While my wife was dressing for dinner… I threw myself into an armchair. Both she and her maid gave a scream and so did I, for I had sat down upon the very sharp points of the diamond tiara. Naturally the tiara was broken to bits, while the lower part of my poor person resembled the diamond mines of Golconda, so full was it of precious stones.”

In the 1930’s, the 6th Duke of Portland was wounded by the enormous diamond headdress about to be worn by his beautiful wife, Winnie.  He went to talk to her when she was getting dressed and sat on a nearby chair.  The tiara was there first and he leapt up, impaled on the platinum spikes that held the precious stones.  It was hopelessly broken.  ‘Oh never mind,’ said Winnie, not bothering about her husband’s injured behind.  ‘I’ll wear another one.’

After the Duke’s death in 1943, the necklace was inherited by the next Duke and worn by his Duchess, Ivy, at the Coronation of Queen Elizabeth II in 1953, and for a portrait also taken during the 1950s, along with the spectacular Portland Tiara.

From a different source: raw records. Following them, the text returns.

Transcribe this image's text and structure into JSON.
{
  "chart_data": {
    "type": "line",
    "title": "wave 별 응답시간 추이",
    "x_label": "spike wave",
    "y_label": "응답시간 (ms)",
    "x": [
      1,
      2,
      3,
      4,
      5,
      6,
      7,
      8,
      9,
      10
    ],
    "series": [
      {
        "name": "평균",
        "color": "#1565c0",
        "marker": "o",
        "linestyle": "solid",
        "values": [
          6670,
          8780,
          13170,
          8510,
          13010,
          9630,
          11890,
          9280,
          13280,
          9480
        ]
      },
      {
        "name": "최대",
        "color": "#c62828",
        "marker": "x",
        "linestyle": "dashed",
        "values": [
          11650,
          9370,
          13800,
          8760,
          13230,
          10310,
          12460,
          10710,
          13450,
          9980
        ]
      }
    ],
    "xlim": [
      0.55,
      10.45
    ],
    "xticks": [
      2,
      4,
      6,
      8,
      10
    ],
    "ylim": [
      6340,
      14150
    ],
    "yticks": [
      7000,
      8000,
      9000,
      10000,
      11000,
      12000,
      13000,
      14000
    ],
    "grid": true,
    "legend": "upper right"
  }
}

The Jewels were inherited by her daughter, Lady Anne, in 1982.

After Lady Anne’s death in 2008, the Portland Estates and Collection were inherited by her nephew, William Parente, Principe di Castel Viscardo, who sold off a plethora of historic family jewels to pay off death duties in 2010, which included this Diamond Necklace, which realised GBP 1,833,250 far above the estimate of GBP 400,000 – GBP 600,000. The Family retained the Cartier Portland Tiara, which was tragically stolen from the Harley Gallery on the Welbeck Abbey Estate in 2018.